Lisa Schofield and Rachel Taggart, 15 year old school students from Manchester, were at Marxism for the first time.
Rachel said, “I went to a meeting on women’s oppression with Lindsey German.
“I got up and made a point. I was a bit nervous because there were lots of people there, but the atmosphere is so encouraging.”
Lisa added, “I went to a meeting on the relationship between the US and Britain. People were talking about wars and treaties, some of which I hadn’t heard of.
“Afterwards I went and bought a book about the US and imperialism. The meeting inspired me to find out more.”
James, a plumber from Wakefield, said, “Marxism has been absolutely fantastic—some of the best days of my life.
“In Chris Bambery’s meeting on fascism, a young boy got up and talked about how the BNP were trying to build at his school and how he was trying to stop them. It was inspiring.”
Osama from Leeds said, “I have been to theoretical meetings on things like democracy and imperialism.
“The left has to continually develop new strategies, and Marxism 2004 is making a big contribution to reassessing where we are and outlining where we should be heading.”
MADHURESH KUMAR came to Marxism from Delhi in India. He said, “It’s a great feeling here. There’s a wide range of issues—women, history and education.
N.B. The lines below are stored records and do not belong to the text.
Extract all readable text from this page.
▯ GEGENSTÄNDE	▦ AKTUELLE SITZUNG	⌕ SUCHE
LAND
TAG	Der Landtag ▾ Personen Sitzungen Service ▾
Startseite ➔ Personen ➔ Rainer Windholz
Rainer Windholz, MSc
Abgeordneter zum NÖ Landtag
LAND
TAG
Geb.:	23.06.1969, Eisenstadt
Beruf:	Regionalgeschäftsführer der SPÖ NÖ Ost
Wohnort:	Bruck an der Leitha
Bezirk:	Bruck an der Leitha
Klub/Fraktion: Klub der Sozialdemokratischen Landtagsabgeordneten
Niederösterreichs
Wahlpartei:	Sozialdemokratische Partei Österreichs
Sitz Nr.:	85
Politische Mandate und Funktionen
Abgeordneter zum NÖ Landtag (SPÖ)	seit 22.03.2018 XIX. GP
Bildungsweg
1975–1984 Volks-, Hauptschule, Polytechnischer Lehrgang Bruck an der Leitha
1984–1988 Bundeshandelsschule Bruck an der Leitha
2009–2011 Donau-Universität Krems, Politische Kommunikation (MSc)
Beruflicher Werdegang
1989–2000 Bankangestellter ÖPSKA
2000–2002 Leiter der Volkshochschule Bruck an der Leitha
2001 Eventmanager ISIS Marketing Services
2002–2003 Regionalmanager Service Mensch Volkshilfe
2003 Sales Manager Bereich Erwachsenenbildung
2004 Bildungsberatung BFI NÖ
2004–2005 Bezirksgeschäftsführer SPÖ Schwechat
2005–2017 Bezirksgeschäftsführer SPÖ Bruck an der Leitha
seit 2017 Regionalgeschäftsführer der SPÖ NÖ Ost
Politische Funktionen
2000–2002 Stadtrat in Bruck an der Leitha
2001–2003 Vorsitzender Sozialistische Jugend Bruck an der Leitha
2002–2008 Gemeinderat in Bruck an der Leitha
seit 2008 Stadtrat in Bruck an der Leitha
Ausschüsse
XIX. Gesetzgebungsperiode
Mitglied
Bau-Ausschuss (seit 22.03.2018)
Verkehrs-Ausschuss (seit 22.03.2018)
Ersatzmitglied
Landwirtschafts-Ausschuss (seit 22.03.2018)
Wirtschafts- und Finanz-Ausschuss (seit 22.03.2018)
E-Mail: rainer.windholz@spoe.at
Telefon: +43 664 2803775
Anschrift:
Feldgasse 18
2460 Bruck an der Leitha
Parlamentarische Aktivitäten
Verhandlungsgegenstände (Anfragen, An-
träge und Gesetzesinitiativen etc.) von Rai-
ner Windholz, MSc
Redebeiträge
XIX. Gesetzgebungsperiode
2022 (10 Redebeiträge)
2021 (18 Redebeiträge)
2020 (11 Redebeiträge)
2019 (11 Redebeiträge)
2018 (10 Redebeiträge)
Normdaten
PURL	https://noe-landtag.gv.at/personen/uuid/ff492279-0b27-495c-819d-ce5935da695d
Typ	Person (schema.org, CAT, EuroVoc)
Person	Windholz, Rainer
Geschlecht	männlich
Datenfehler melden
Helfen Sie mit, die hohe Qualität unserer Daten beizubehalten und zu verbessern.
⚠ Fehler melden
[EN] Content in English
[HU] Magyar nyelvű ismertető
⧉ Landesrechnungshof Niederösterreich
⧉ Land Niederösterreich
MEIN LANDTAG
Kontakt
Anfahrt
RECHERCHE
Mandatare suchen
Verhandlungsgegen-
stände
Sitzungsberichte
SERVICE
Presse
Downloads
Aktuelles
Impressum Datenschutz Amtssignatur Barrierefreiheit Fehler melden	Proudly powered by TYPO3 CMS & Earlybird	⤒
People from different viewpoints are allowed to speak. At Michael Albert’s meeting on ‘Life after capitalism’ he criticised Marxists like Lenin and Trotsky, but people still listened and applauded. Then they came in and spoke. I met the Socialist Workers Party at the World Social Forum in India in January. In India people are looking to alternatives other than the old left.”
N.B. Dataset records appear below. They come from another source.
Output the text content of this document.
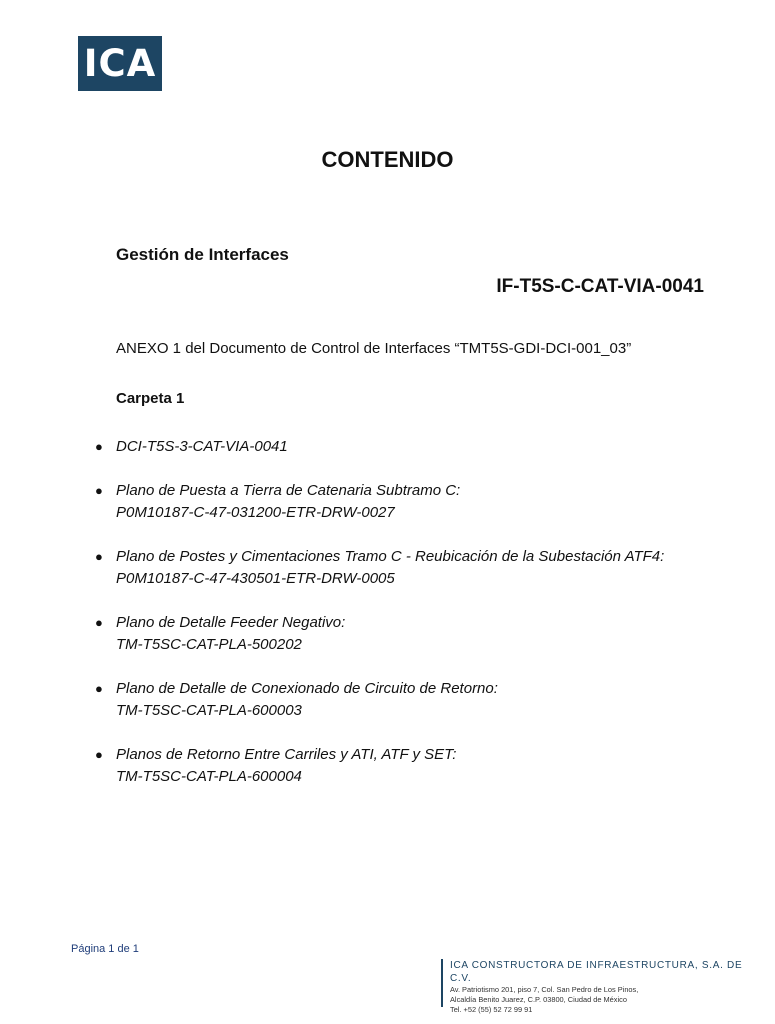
ICA
CONTENIDO
Gestión de Interfaces
IF-T5S-C-CAT-VIA-0041
ANEXO 1 del Documento de Control de Interfaces “TMT5S-GDI-DCI-001_03”
Carpeta 1
● DCI-T5S-3-CAT-VIA-0041
● Plano de Puesta a Tierra de Catenaria Subtramo C:
P0M10187-C-47-031200-ETR-DRW-0027
● Plano de Postes y Cimentaciones Tramo C - Reubicación de la Subestación ATF4:
P0M10187-C-47-430501-ETR-DRW-0005
● Plano de Detalle Feeder Negativo:
TM-T5SC-CAT-PLA-500202
● Plano de Detalle de Conexionado de Circuito de Retorno:
TM-T5SC-CAT-PLA-600003
● Planos de Retorno Entre Carriles y ATI, ATF y SET:
TM-T5SC-CAT-PLA-600004
Página 1 de 1
ICA CONSTRUCTORA DE INFRAESTRUCTURA, S.A. DE C.V.
Av. Patriotismo 201, piso 7, Col. San Pedro de Los Pinos,
Alcaldía Benito Juarez, C.P. 03800, Ciudad de México
Tel. +52 (55) 52 72 99 91
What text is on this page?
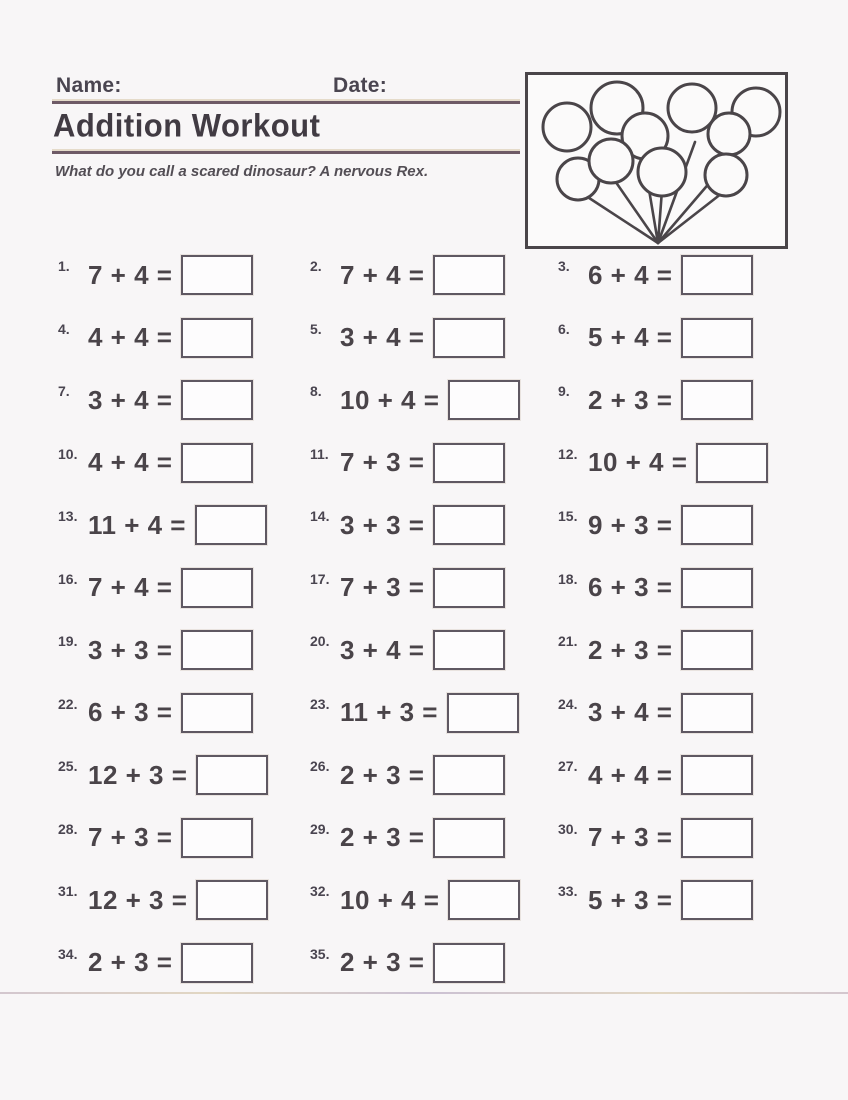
Name:	Date:
Addition Workout
What do you call a scared dinosaur? A nervous Rex.
1. 7 + 4 =	2. 7 + 4 =	3. 6 + 4 =
4. 4 + 4 =	5. 3 + 4 =	6. 5 + 4 =
7. 3 + 4 =	8. 10 + 4 =	9. 2 + 3 =
10. 4 + 4 =	11. 7 + 3 =	12. 10 + 4 =
13. 11 + 4 =	14. 3 + 3 =	15. 9 + 3 =
16. 7 + 4 =	17. 7 + 3 =	18. 6 + 3 =
19. 3 + 3 =	20. 3 + 4 =	21. 2 + 3 =
22. 6 + 3 =	23. 11 + 3 =	24. 3 + 4 =
25. 12 + 3 =	26. 2 + 3 =	27. 4 + 4 =
28. 7 + 3 =	29. 2 + 3 =	30. 7 + 3 =
31. 12 + 3 =	32. 10 + 4 =	33. 5 + 3 =
34. 2 + 3 =	35. 2 + 3 =
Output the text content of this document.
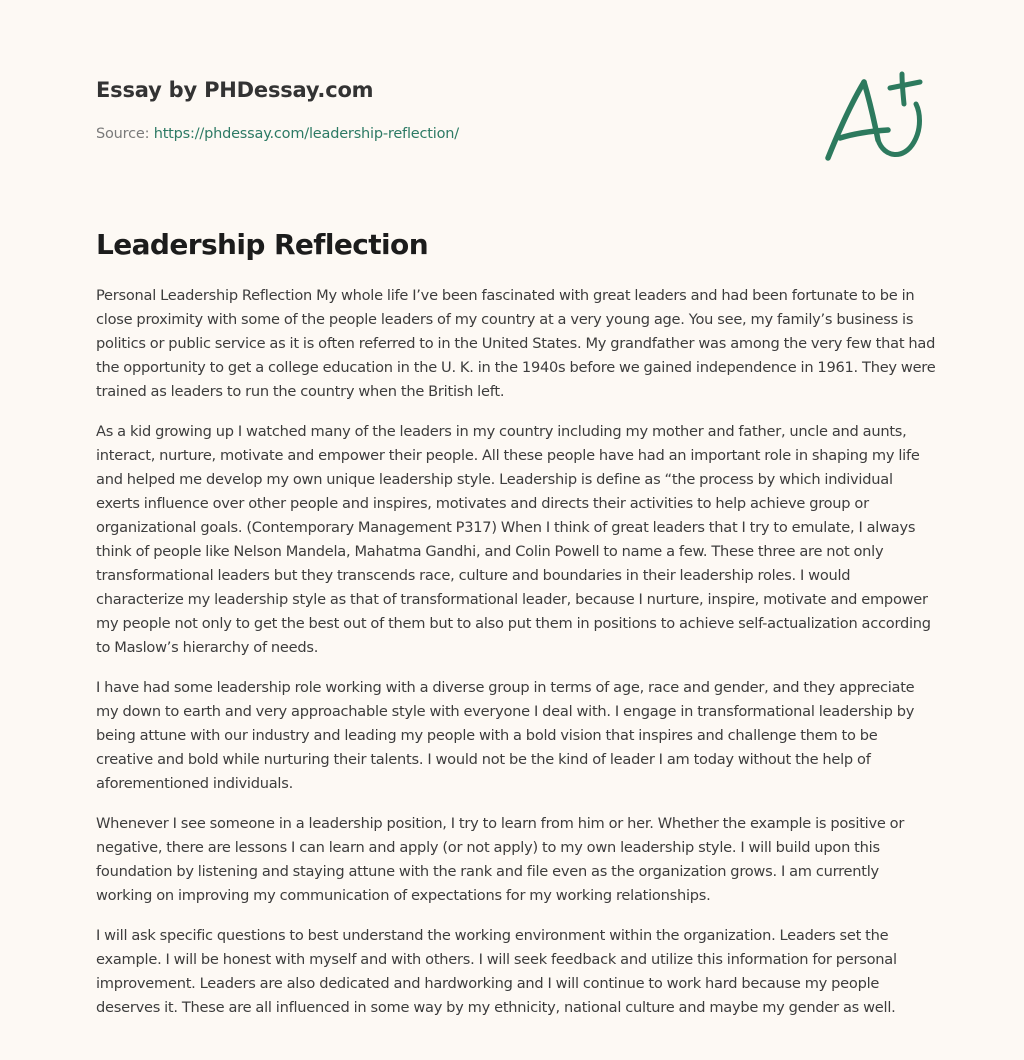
Essay by PHDessay.com
Source: https://phdessay.com/leadership-reflection/
Leadership Reflection

Personal Leadership Reflection My whole life I’ve been fascinated with great leaders and had been fortunate to be in close proximity with some of the people leaders of my country at a very young age. You see, my family’s business is politics or public service as it is often referred to in the United States. My grandfather was among the very few that had the opportunity to get a college education in the U. K. in the 1940s before we gained independence in 1961. They were trained as leaders to run the country when the British left.

As a kid growing up I watched many of the leaders in my country including my mother and father, uncle and aunts, interact, nurture, motivate and empower their people. All these people have had an important role in shaping my life and helped me develop my own unique leadership style. Leadership is define as “the process by which individual exerts influence over other people and inspires, motivates and directs their activities to help achieve group or organizational goals. (Contemporary Management P317) When I think of great leaders that I try to emulate, I always think of people like Nelson Mandela, Mahatma Gandhi, and Colin Powell to name a few. These three are not only transformational leaders but they transcends race, culture and boundaries in their leadership roles. I would characterize my leadership style as that of transformational leader, because I nurture, inspire, motivate and empower my people not only to get the best out of them but to also put them in positions to achieve self-actualization according to Maslow’s hierarchy of needs.

I have had some leadership role working with a diverse group in terms of age, race and gender, and they appreciate my down to earth and very approachable style with everyone I deal with. I engage in transformational leadership by being attune with our industry and leading my people with a bold vision that inspires and challenge them to be creative and bold while nurturing their talents. I would not be the kind of leader I am today without the help of aforementioned individuals.

Whenever I see someone in a leadership position, I try to learn from him or her. Whether the example is positive or negative, there are lessons I can learn and apply (or not apply) to my own leadership style. I will build upon this foundation by listening and staying attune with the rank and file even as the organization grows. I am currently working on improving my communication of expectations for my working relationships.

I will ask specific questions to best understand the working environment within the organization. Leaders set the example. I will be honest with myself and with others. I will seek feedback and utilize this information for personal improvement. Leaders are also dedicated and hardworking and I will continue to work hard because my people deserves it. These are all influenced in some way by my ethnicity, national culture and maybe my gender as well.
Andrea Del Monaco is a member of Rifondazione Comunista in Italy. He said, “I really liked the words of Walden Bello and the Brazilian MP Luciana Genro. The discussion about the ESF was very interesting. In a way Marxism is an answer to capitalist exploitation, which doesn’t permit you to communicate with others. It is a much more international event than others I have been to.”
KEYNOTE MEETINGS all drew large, enthusiastic audiences.
They included “Revolutionaries and elections” with Respect by-election candidate John Rees, “The future of the anti-war movement” with Lindsey German and Andrew Murray from the Stop the War Coalition, and “The London European Social Forum” with Chris Nineham and Prabir Purkayastha.
Chris Harman talked about “Revolution in the 21st century” to an audience of nearly 1,000 on Saturday evening.
ANNE ROSE is a pensioner from Stockport. She said, “This is my twelfth year at Marxism. I really enjoy the meetings. I liked the meeting on English identity because I’m against all forms of patriotism. I am pleased to see so many young people here, and so many black and Asian people.”